His thoughts were elsewhere. I'd almost forgotten the party myself, in light of this new frontier in picture-making that Sam had opened up, but I was abruptly reminded of it as a light tan roadster approached us on the drive. I didn't recognize the auto, but Ranger did, snapping his head around as the vehicle passed with a half wave from the driver. “That's Chaplin's Pierce-Arrow. Wonder what he's up to?”

I didn't wonder at the way my heart seemed to tighten, as though someone were pulling its corset strings.

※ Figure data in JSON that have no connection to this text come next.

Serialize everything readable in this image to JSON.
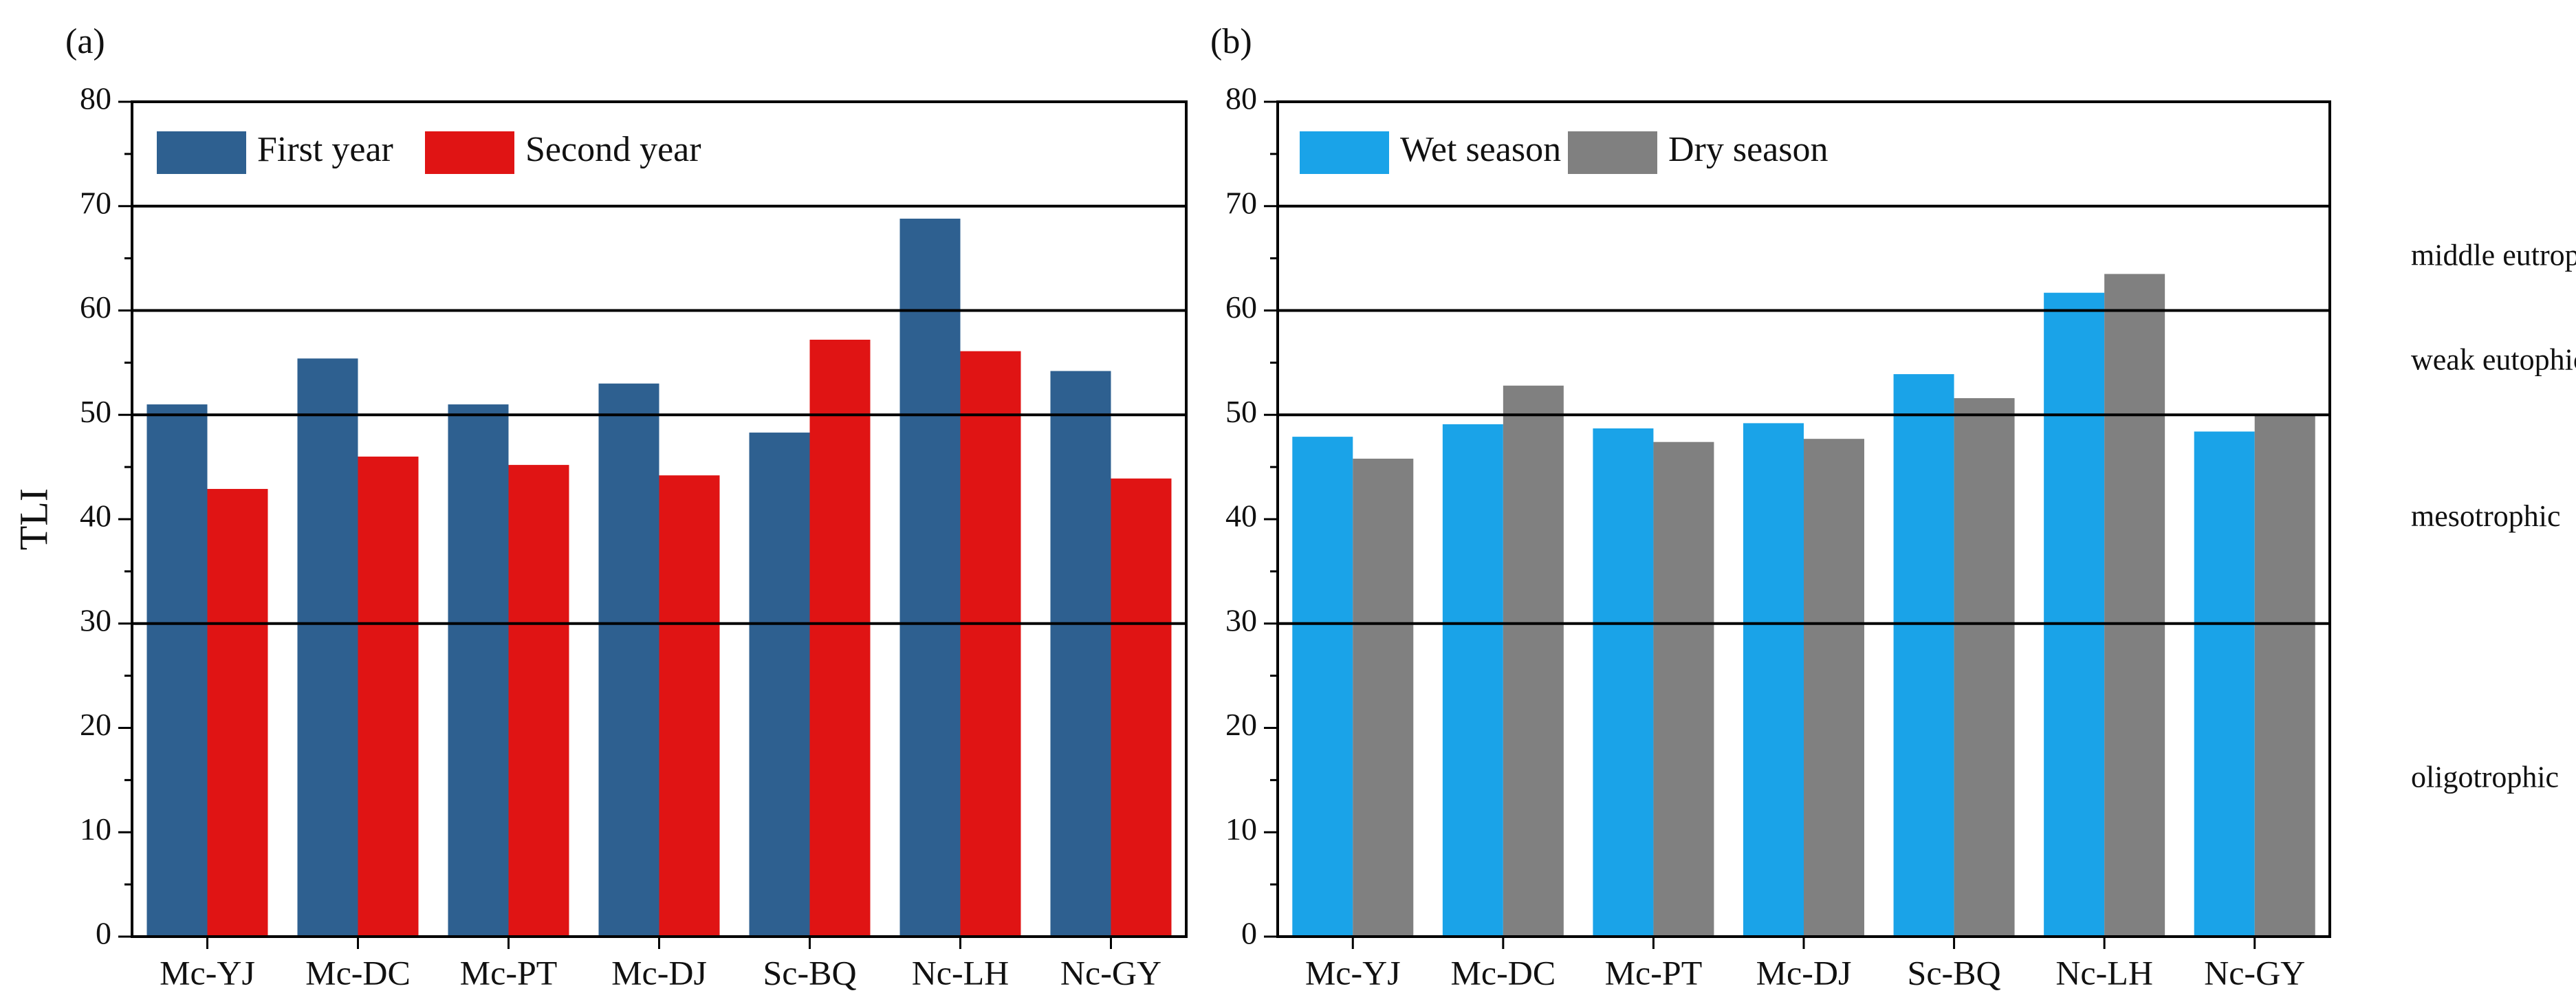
{
  "chart_data": [
    {
      "panel_label": "(a)",
      "type": "bar",
      "categories": [
        "Mc-YJ",
        "Mc-DC",
        "Mc-PT",
        "Mc-DJ",
        "Sc-BQ",
        "Nc-LH",
        "Nc-GY"
      ],
      "series": [
        {
          "name": "First year",
          "color": "#2e6090",
          "values": [
            51,
            55.4,
            51,
            53,
            48.3,
            68.8,
            54.2
          ]
        },
        {
          "name": "Second year",
          "color": "#e01414",
          "values": [
            42.9,
            46,
            45.2,
            44.2,
            57.2,
            56.1,
            43.9
          ]
        }
      ],
      "ylabel": "TLI",
      "ylim": [
        0,
        80
      ],
      "yticks": [
        "0",
        "10",
        "20",
        "30",
        "40",
        "50",
        "60",
        "70",
        "80"
      ],
      "reference_lines": [
        30,
        50,
        60,
        70
      ],
      "legend_position": "top-left"
    },
    {
      "panel_label": "(b)",
      "type": "bar",
      "categories": [
        "Mc-YJ",
        "Mc-DC",
        "Mc-PT",
        "Mc-DJ",
        "Sc-BQ",
        "Nc-LH",
        "Nc-GY"
      ],
      "series": [
        {
          "name": "Wet season",
          "color": "#1aa3e8",
          "values": [
            47.9,
            49.1,
            48.7,
            49.2,
            53.9,
            61.7,
            48.4
          ]
        },
        {
          "name": "Dry season",
          "color": "#808080",
          "values": [
            45.8,
            52.8,
            47.4,
            47.7,
            51.6,
            63.5,
            50
          ]
        }
      ],
      "ylim": [
        0,
        80
      ],
      "yticks": [
        "0",
        "10",
        "20",
        "30",
        "40",
        "50",
        "60",
        "70",
        "80"
      ],
      "reference_lines": [
        30,
        50,
        60,
        70
      ],
      "zone_labels": [
        {
          "text": "middle eutrophic",
          "value": 65
        },
        {
          "text": "weak eutophic",
          "value": 55
        },
        {
          "text": "mesotrophic",
          "value": 40
        },
        {
          "text": "oligotrophic",
          "value": 15
        }
      ],
      "legend_position": "top-left"
    }
  ]
}
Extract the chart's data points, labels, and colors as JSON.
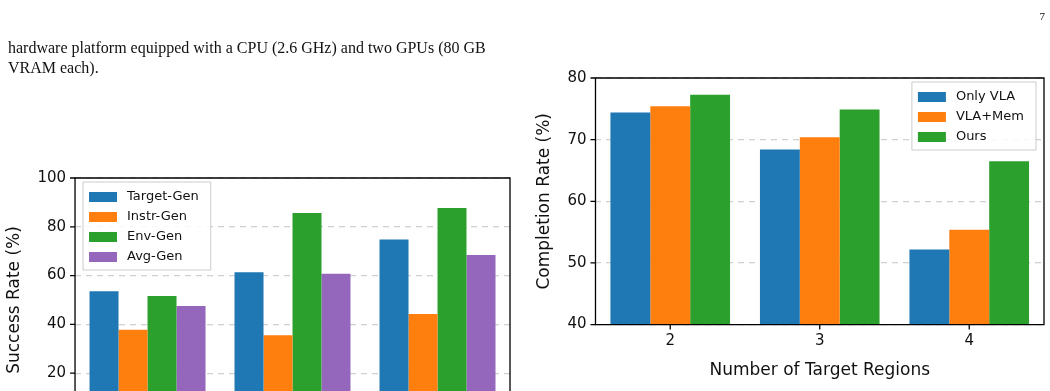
{
  "chart_data": [
    {
      "type": "bar",
      "ylabel": "Success Rate (%)",
      "categories": [
        null,
        null,
        null
      ],
      "series": [
        {
          "name": "Target-Gen",
          "color": "#1f77b4",
          "values": [
            53.6,
            61.4,
            74.8
          ]
        },
        {
          "name": "Instr-Gen",
          "color": "#ff7f0e",
          "values": [
            37.8,
            35.6,
            44.3
          ]
        },
        {
          "name": "Env-Gen",
          "color": "#2ca02c",
          "values": [
            51.6,
            85.7,
            87.7
          ]
        },
        {
          "name": "Avg-Gen",
          "color": "#9467bd",
          "values": [
            47.5,
            60.8,
            68.4
          ]
        }
      ],
      "ylim": [
        0,
        100
      ],
      "yticks": [
        20,
        40,
        60,
        80,
        100
      ],
      "grid": "y",
      "legend": "top left",
      "tick_labels": "y",
      "annotations": [
        "hardware platform equipped with a CPU (2.6 GHz) and two GPUs (80 GB VRAM each)."
      ]
    },
    {
      "type": "bar",
      "xlabel": "Number of Target Regions",
      "ylabel": "Completion Rate (%)",
      "categories": [
        "2",
        "3",
        "4"
      ],
      "series": [
        {
          "name": "Only VLA",
          "color": "#1f77b4",
          "values": [
            74.4,
            68.4,
            52.2
          ]
        },
        {
          "name": "VLA+Mem",
          "color": "#ff7f0e",
          "values": [
            75.4,
            70.4,
            55.4
          ]
        },
        {
          "name": "Ours",
          "color": "#2ca02c",
          "values": [
            77.3,
            74.9,
            66.5
          ]
        }
      ],
      "ylim": [
        40,
        80
      ],
      "yticks": [
        40,
        50,
        60,
        70,
        80
      ],
      "grid": "y",
      "legend": "top right",
      "annotations": [
        "7"
      ]
    }
  ]
}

The ladies were having tea under the grape arbor in the courtyard. “What was Chaplin doing here?” Ranger asked first thing.

“My, you're abrupt,” Aunt Buzzy remarked, busily waving a palm-leaf fan. “He came to see your father—about money, of course. Oh, and he dropped off a scenario for your aunt Mattie to look at.”

My mother was elaborately
not
looking at the large, white envelope lying on a corner of the glass-topped table. “A scenario?” I repeated.

Mother waved a careless hand. “He has an idea about a part in his next picture. He thinks I have the perfect
maternal
quality.”

“Which is a
silly
notion, of course,” Aunt Buzzy said.

“Well, it
may
be, and it may not,” Mother countered. “I haven't looked at it yet.”

The stress they were putting on certain words made me think of rival boys drawing lines in the sand. Was there some sort of falling-out between them over Charlie's silly notion?

“You aren't going to do it, are you?” I blurted out.

“For heaven's sake.” Mother sighed. “Will everyone stop behaving as though I'm about to run off to Cuba with the encyclopedia salesman? All is well, whether I decide to do it or not. How was your night, Sylvie? Did you have a good time?” Thus, by sticking an elbow in the conversation (Sylvie being the elbow), she turned it away from herself and a certain most-famous-man-in-the-world.